Mahkemece, davacılar ..., ..., ve ... için 20.000,00"er TL, davacılar ... ve ... için ise babaları bir, anaları ayrı olduğu ve aralarındaki ilişkilerin gevşek olduğu gerekçesiyle 15.000,00"er TL manevi tazminata hükmedilmiş ise de manevi tazminatın takdirinde hataya düşüldüğü görülmektedir.
Dosyanın incelenmesinden 05.04.2014 tarihinde meydana gelen ve sigortalının vefatına neden olan iş kazasında kazalı sigortalının kusursuz olduğu anlaşılmaktadır.
Davacı kardeşler ... ve ... kazalı sigortalı ile annelerinin ayrı olması şahsi münasebetin çok zayıf olduğunu, aralarındaki manevi bağların koptuğu ya da zayıf olduğu şeklinde kabul edilemez. 26.06.1966 günlü ve 7/7 sayılı Yargıtay İçtihadı Birleştirme Kararı’nın gerekçesinde takdir olunacak manevi tazminatın tutarını etkileyecek özel hal ve şartlar da açıkça gösterilmiştir.
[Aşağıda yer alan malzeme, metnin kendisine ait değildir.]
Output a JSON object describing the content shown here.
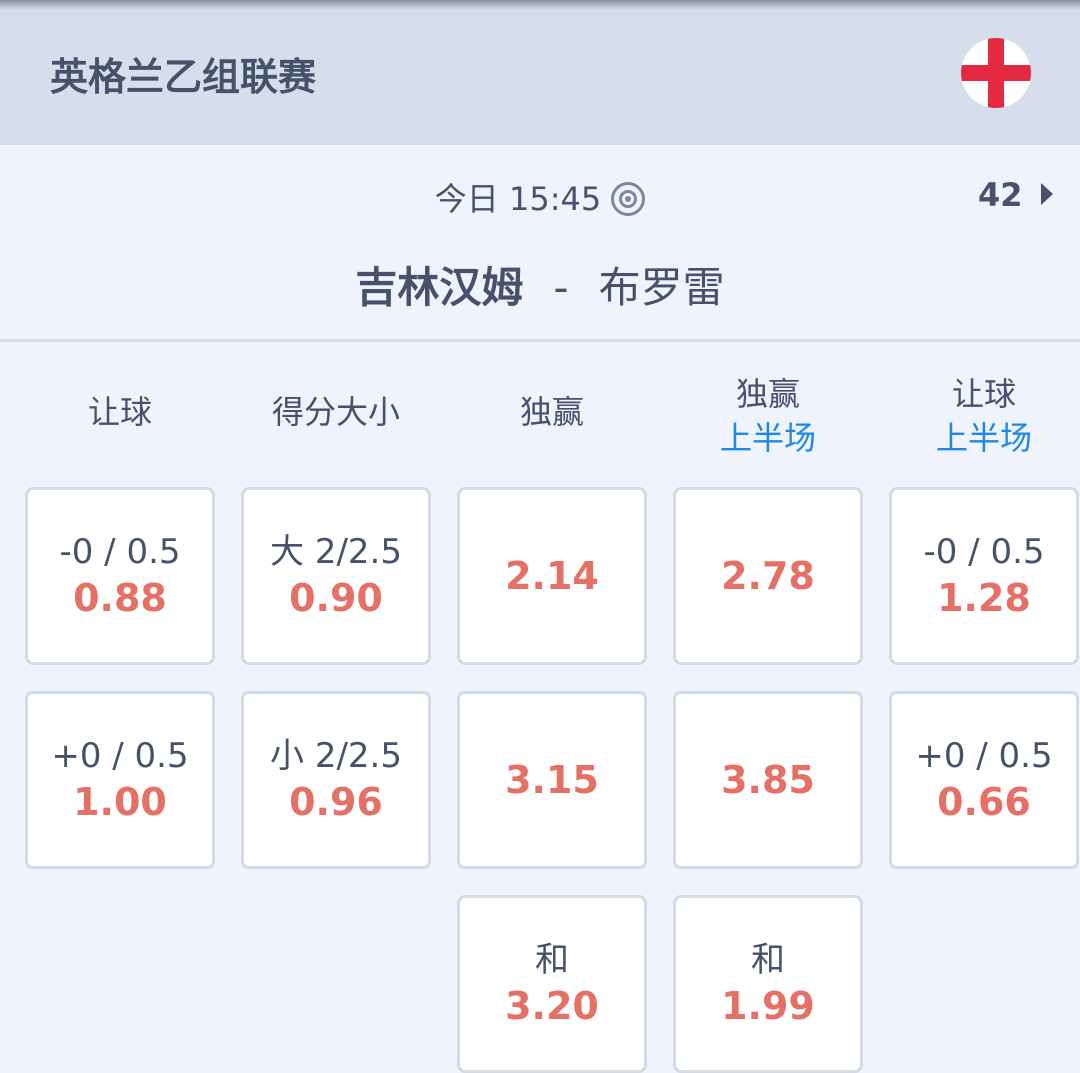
{
  "header": {
    "league": "英格兰乙组联赛",
    "flag_icon": "england-flag"
  },
  "match": {
    "time": "今日 15:45",
    "more_count": "42",
    "home": "吉林汉姆",
    "separator": "-",
    "away": "布罗雷"
  },
  "columns": [
    {
      "title": "让球",
      "sub": ""
    },
    {
      "title": "得分大小",
      "sub": ""
    },
    {
      "title": "独赢",
      "sub": ""
    },
    {
      "title": "独赢",
      "sub": "上半场"
    },
    {
      "title": "让球",
      "sub": "上半场"
    }
  ],
  "cards": [
    [
      {
        "line": "-0 / 0.5",
        "odd": "0.88"
      },
      {
        "line": "+0 / 0.5",
        "odd": "1.00"
      }
    ],
    [
      {
        "line": "大 2/2.5",
        "odd": "0.90"
      },
      {
        "line": "小 2/2.5",
        "odd": "0.96"
      }
    ],
    [
      {
        "line": "",
        "odd": "2.14"
      },
      {
        "line": "",
        "odd": "3.15"
      },
      {
        "line": "和",
        "odd": "3.20"
      }
    ],
    [
      {
        "line": "",
        "odd": "2.78"
      },
      {
        "line": "",
        "odd": "3.85"
      },
      {
        "line": "和",
        "odd": "1.99"
      }
    ],
    [
      {
        "line": "-0 / 0.5",
        "odd": "1.28"
      },
      {
        "line": "+0 / 0.5",
        "odd": "0.66"
      }
    ]
  ],
  "colors": {
    "accent": "#1e88e5",
    "odds": "#e57065",
    "header_bg": "#d7deeb"
  }
}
Bunlar her olaya göre değişebileceğinden hakim bu konuda takdir hakkını kullanırken ona etkili olan nedenleri de karar yerinde objektif ölçülere göre isabetli bir biçimde göstermelidir.
Hakimin bu takdir hakkını kullanırken, ülkenin ekonomik koşulları tarafların sosyal ve ekonomik durumları paranın satın alma gücü, tarafların kusur durumu olayın ağırlığı davacının sürekli iş göremezlik oranı, işçinin yaşı, olay tarihi gibi özellikleri göz önünde tutması, hükmedilecek tutarın manevi tatmin duygusu yanında caydırıcılık uyandıran oranda olması gerektiği de söz götürmez.
Bu ilkeler gözetildiğinde davacılar yararına hükmedilen 20.000,00 TL ile 15.000,00 TL manevi tazminat tutarları fazladır.
Mahkemece bu maddi ve hukuki olgular nazara alınmaksızın manevi tazminatların fazla takdir edilmesi ve kardeşler arasında ayrım yapılarak yazılı şekilde karar verilmesi usul ve yasaya aykırı olup bozma nedenidir.
O halde, temyiz eden taraf vekillerinin bu yönleri amaçlayan temyiz itirazları kabul edilmeli ve hüküm bozulmalıdır.
SONUÇ: 1- ... Bölge Adliye Mahkemesi 8. Hukuk Dairesi"nin 13.02.2017 Tarih 2017/116 Esas 2017/232 Karar sayılı kararının yukarıda açıklanan nedenlerle KALDIRILMASINA,
2- Hükmün yukarıda açıklanan nedenlerle BOZULMASINA, dosyanın ilk derece Mahkemesine, kararın bir örneğinin de Bölge Adliye Mahkemesine gönderilmesine, temyiz harcının istek halinde temyiz eden davacılar ile davalılara iadesine, fazla alınan temyiz harcının istek halinde fer"i müdahile iadesine, 13.07.2017 gününde oybirliğiyle karar verildi.